Table functions#

legate_dataframe.lib.groupby_aggregation.groupby_aggregation(LogicalTable table, keys: Iterable[str], column_aggregations: Iterable[Tuple[str, AggregationKind, str]]) LogicalTable#

Perform a groupby and aggregation in a single operation.

Warning

non-default cudf::aggregation arguments are ignored. The default constructor is used always. This also means that we only support aggregations that have a default constructor!

Parameters:
  • table – The table to group and aggregate.

  • keys – The names of the columns whose rows act as the groupby keys.

  • column_aggregations – A list of column aggregations to perform. Each column aggregation produces a column in the output table by performing an AggregationKind on a column in table. It consist of a tuple: (<input-column-name>, <aggregation-kind>, <output-column-name>). E.g. ("x", SUM, "sum-of-x")} will produce a column named “sum-of-x” in the output table, which, for each groupby key, has a row that contains the sum of the values in the column “x”. Multiple column aggregations can share the same input column but all output columns must be unique and not conflict with the name of the key columns.

Returns:

  • A new logical table that contains the key columns and the aggregated columns

  • using the output column names and order specified in column_aggregations.

legate_dataframe.lib.join.join(LogicalTable lhs, LogicalTable rhs, *, lhs_keys: Iterable[str], rhs_keys: Iterable[str], JoinType join_type, lhs_out_columns: Optional[Iterable[str]] = None, rhs_out_columns: Optional[Iterable[str]] = None, null_equality compare_nulls=null_equality.EQUAL, BroadcastInput broadcast=BroadcastInput.AUTO)#

Perform an join between the specified tables.

By default, the returned Table includes the columns from both lhs and rhs. In order to select the desired output columns, please use the lhs_out_columns and rhs_out_columns arguments.
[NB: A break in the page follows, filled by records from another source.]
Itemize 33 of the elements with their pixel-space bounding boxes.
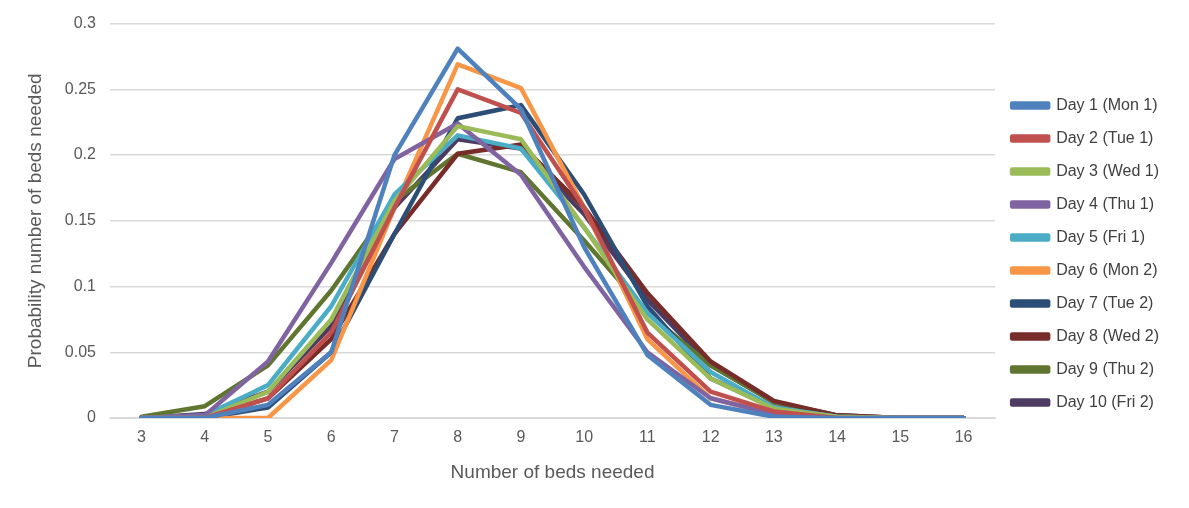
legend-label: Day 2 (Tue 1)	[1056, 128, 1154, 146]
y-axis-title: Probability number of beds needed	[23, 73, 45, 369]
legend-label: Day 6 (Mon 2)	[1056, 260, 1158, 278]
legend-label: Day 9 (Thu 2)	[1056, 359, 1154, 377]
legend-label: Day 10 (Fri 2)	[1056, 392, 1154, 410]
y-tick-label: 0.1	[73, 276, 97, 294]
x-tick-label: 14	[828, 428, 847, 446]
x-tick-label: 10	[575, 428, 594, 446]
x-tick-label: 6	[326, 428, 336, 446]
x-tick-label: 15	[891, 428, 910, 446]
legend-label: Day 7 (Tue 2)	[1056, 293, 1154, 311]
x-tick-label: 7	[390, 428, 400, 446]
legend-label: Day 3 (Wed 1)	[1056, 161, 1160, 179]
x-tick-label: 13	[764, 428, 783, 446]
x-axis-title: Number of beds needed	[450, 460, 655, 482]
x-tick-label: 11	[639, 428, 656, 446]
legend-label: Day 8 (Wed 2)	[1056, 326, 1160, 344]
y-tick-label: 0.05	[64, 342, 97, 360]
x-tick-label: 8	[453, 428, 463, 446]
x-tick-label: 16	[954, 428, 973, 446]
y-tick-label: 0.2	[73, 145, 97, 163]
x-tick-label: 12	[701, 428, 720, 446]
legend-label: Day 1 (Mon 1)	[1056, 95, 1158, 113]
x-tick-label: 4	[200, 428, 210, 446]
y-tick-label: 0.3	[73, 14, 97, 32]
legend-label: Day 5 (Fri 1)	[1056, 227, 1146, 245]
y-tick-label: 0.15	[64, 211, 97, 229]
x-tick-label: 3	[137, 428, 147, 446]
y-tick-label: 0.25	[64, 79, 97, 97]
x-tick-label: 5	[263, 428, 273, 446]
legend-label: Day 4 (Thu 1)	[1056, 194, 1154, 212]
y-tick-label: 0	[87, 408, 97, 426]
x-tick-label: 9	[516, 428, 526, 446]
This can be useful to avoid duplicate key names and columns.

Parameters:
  • lhs – The left table

  • rhs – The right table

  • lhs_keys – The column names of the left table to join on

  • rhs_keys – The column names of the right table to join on

  • join_type – The JoinType such as INNER, LEFT, FULL

  • lhs_out_columns – Left table column names to include in the result. If None, all columns are included. All names in lhs_out_columns and rhs_out_columns must be unique.

  • rhs_out_columns – Right table column names to include in the result. If None, all columns are included. All names in lhs_out_columns and rhs_out_columns must be unique.

  • compare_nulls – Controls whether null join-key values should match or not

  • broadcast (BroadcastInput) – Can be RIGHT or LEFT to indicate that the array is “broadcast” to all workers (i.e. copied fully). This can be much faster, as it avoids more complex all-to-all communication. Defaults to AUTO which may do this based on the data size.

Returns:

  • The result of the join, which include the columns specified in lhs_out_columns

  • and rhs_out_columns (in that order).

Raises:

ValueError – If number of elements in lhs_keys or rhs_keys mismatch or if the column names of lhs_out_columns and rhs_out_columns are not unique.